Brian Strand bstrand at switchmanagement.com
Fri Aug 19 06:55:19 EDT 2005


John Goerzen wrote:
> On 2005-08-18, Brian Strand <bstrand at switchmanagement.com> wrote:
>>I'm thinking about (re)writing some perl code in Haskell (for performance and 
>>correctness reasons).  Has anyone done much with Oracle and Haskell?  So far 
> 
> Not Oracle specifically, but other databases, both free and proprietary.
> 
>>Before I wade in too deep, I'm wondering if anyone has done much "business 
>>app" programming with Haskell (where "business app" is rather fuzzily defined 
>>as database access, web UIs, interfacing with various systems over ip, etc.). 
>>  Does anyone have any advice?  eg "don't go there" or "works great!" or "try 
>>OCaml" :) .
> 
> I'm doing a lot of it.  There's a good deal of web and database activity
> going on here.  Haskell is also my language of choice for scripting
> projects, especially data transfer (thanks in part to my FTP library in
> MissingH <g>)

I'm glad to hear that there are other people (or at least one other person, 
depending on what you meant by "here"...) doing this kind of thing; judging by 
the list traffic you'd think almost no one uses Haskell with a RDBMS.

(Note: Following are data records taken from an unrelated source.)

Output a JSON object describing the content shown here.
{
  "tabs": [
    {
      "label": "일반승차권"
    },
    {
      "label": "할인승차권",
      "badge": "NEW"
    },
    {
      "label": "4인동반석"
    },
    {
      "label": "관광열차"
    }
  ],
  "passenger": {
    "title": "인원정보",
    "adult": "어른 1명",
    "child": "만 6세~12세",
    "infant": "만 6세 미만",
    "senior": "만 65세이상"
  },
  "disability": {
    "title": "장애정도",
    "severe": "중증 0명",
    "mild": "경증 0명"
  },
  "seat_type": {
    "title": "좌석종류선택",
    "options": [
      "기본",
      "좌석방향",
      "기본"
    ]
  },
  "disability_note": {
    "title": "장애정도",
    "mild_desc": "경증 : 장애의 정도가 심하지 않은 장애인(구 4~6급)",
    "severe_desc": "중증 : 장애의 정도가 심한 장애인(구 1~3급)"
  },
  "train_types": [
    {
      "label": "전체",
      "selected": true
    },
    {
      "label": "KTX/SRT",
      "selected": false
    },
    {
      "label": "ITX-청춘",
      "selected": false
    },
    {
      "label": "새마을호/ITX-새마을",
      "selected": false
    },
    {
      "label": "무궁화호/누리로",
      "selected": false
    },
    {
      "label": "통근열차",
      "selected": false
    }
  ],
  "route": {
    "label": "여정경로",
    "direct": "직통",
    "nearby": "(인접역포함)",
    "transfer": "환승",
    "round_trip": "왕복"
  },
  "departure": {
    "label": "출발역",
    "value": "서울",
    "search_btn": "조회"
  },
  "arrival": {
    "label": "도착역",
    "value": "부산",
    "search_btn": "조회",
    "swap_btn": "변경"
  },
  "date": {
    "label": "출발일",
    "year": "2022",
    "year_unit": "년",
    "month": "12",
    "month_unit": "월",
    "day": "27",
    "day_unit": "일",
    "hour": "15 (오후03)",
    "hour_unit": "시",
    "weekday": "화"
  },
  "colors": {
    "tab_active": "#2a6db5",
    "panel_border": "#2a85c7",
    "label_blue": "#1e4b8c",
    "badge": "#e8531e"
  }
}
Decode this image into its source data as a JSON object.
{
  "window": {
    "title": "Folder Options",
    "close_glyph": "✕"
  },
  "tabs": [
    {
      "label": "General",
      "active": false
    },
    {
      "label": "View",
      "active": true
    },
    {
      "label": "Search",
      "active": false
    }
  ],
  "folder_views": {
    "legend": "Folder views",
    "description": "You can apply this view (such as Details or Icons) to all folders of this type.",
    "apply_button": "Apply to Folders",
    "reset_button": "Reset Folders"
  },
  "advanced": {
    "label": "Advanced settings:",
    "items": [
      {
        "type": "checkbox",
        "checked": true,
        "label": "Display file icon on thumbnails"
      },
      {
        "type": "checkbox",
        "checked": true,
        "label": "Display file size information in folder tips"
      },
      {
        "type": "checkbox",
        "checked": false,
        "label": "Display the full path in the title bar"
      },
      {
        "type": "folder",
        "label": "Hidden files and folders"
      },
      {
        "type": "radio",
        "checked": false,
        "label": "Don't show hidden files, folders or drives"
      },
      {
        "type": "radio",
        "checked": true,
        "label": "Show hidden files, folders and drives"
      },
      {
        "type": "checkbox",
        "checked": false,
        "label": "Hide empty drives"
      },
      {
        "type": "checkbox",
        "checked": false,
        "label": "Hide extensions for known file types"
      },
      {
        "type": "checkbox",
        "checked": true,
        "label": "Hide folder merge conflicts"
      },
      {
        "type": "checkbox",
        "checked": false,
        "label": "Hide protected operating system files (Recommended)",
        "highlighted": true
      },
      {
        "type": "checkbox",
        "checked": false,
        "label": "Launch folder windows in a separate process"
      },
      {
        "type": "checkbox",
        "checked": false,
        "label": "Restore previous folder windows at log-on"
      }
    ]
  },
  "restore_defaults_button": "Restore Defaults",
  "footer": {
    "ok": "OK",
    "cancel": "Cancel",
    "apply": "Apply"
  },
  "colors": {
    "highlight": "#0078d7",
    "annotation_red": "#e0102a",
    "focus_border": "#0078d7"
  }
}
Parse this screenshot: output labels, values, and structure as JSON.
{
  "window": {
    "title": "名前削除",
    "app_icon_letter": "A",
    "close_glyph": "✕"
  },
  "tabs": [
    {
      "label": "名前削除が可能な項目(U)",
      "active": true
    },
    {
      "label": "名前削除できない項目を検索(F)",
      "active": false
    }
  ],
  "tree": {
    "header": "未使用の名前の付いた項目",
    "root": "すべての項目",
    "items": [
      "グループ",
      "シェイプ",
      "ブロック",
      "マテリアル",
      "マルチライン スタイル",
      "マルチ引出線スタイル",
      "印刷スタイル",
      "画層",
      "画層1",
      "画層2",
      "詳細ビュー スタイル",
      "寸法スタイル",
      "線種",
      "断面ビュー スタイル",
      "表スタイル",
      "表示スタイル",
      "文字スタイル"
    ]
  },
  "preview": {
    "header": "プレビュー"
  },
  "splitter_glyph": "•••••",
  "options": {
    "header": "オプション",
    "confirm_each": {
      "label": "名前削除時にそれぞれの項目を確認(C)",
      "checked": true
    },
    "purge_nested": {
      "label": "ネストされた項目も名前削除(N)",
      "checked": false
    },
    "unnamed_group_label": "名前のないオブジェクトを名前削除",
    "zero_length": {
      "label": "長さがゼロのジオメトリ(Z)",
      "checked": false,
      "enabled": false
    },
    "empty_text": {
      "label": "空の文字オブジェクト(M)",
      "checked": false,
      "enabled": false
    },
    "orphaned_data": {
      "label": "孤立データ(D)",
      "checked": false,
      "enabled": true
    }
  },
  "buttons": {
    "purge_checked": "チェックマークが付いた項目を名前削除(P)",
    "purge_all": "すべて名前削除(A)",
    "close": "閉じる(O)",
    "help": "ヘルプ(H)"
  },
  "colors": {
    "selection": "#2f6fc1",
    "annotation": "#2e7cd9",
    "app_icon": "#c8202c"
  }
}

> I use HSQL for everything database-related.  HaskellDB did not work out
> well.  It proved rather buggy, cumbersome, inflexible (it appeared to be
> impossible to do a "SELECT" without "DISTINCT"), and poorly-scalable
> (try having it scan a database with several thousand tables).
> 
> HSQL is more low-level, but I'm comfortable with that, having used
> Perl's DBI and Python's DB-API before.

This (Perl DBI, ODBC, JDBC) is my background as well; if I can fire SQL at it, 
that's most of the way there.

> HSQL natively supports the common Free databases (MySQL, PostgreSQL,
> SQLite, etc.)  We use PostgreSQL for everything that we can.  It's no
> less speedy than MySQL when correctly tuned, and far more reliable.  It
> also seems to be a heck of a lot easier to install and work with than
> Oracle ;-)

Oracle is indeed a pain to install, although it has gotten better with recent 
versions.  The main things keeping us on Oracle are its very good (online!) 
backup and recovery abilities, high-availability features, and fantastic 
performance tuning (the plethora of wait events and extremely detailed 
statistics is what I'm thinking of here).  Performance-wise it has its strong 
and weak points.

> ...
> You didn't mention what platform you're on, but if you're on Windows,
> I'd imagine you'd have no problem making ODBC work.  Unix is slightly
> more tricky, but again, I'd check out the unixODBC route.  It's included
> in Debian by default, and I wouldn't be surprised if other OSs/distros
> have it too.

We run Suse 9.3 on x86 and x86-64; unixODBC does come out of the box here.  If 
Takusen doesn't work out for some reason, I'll check into HSQL + unixODBC.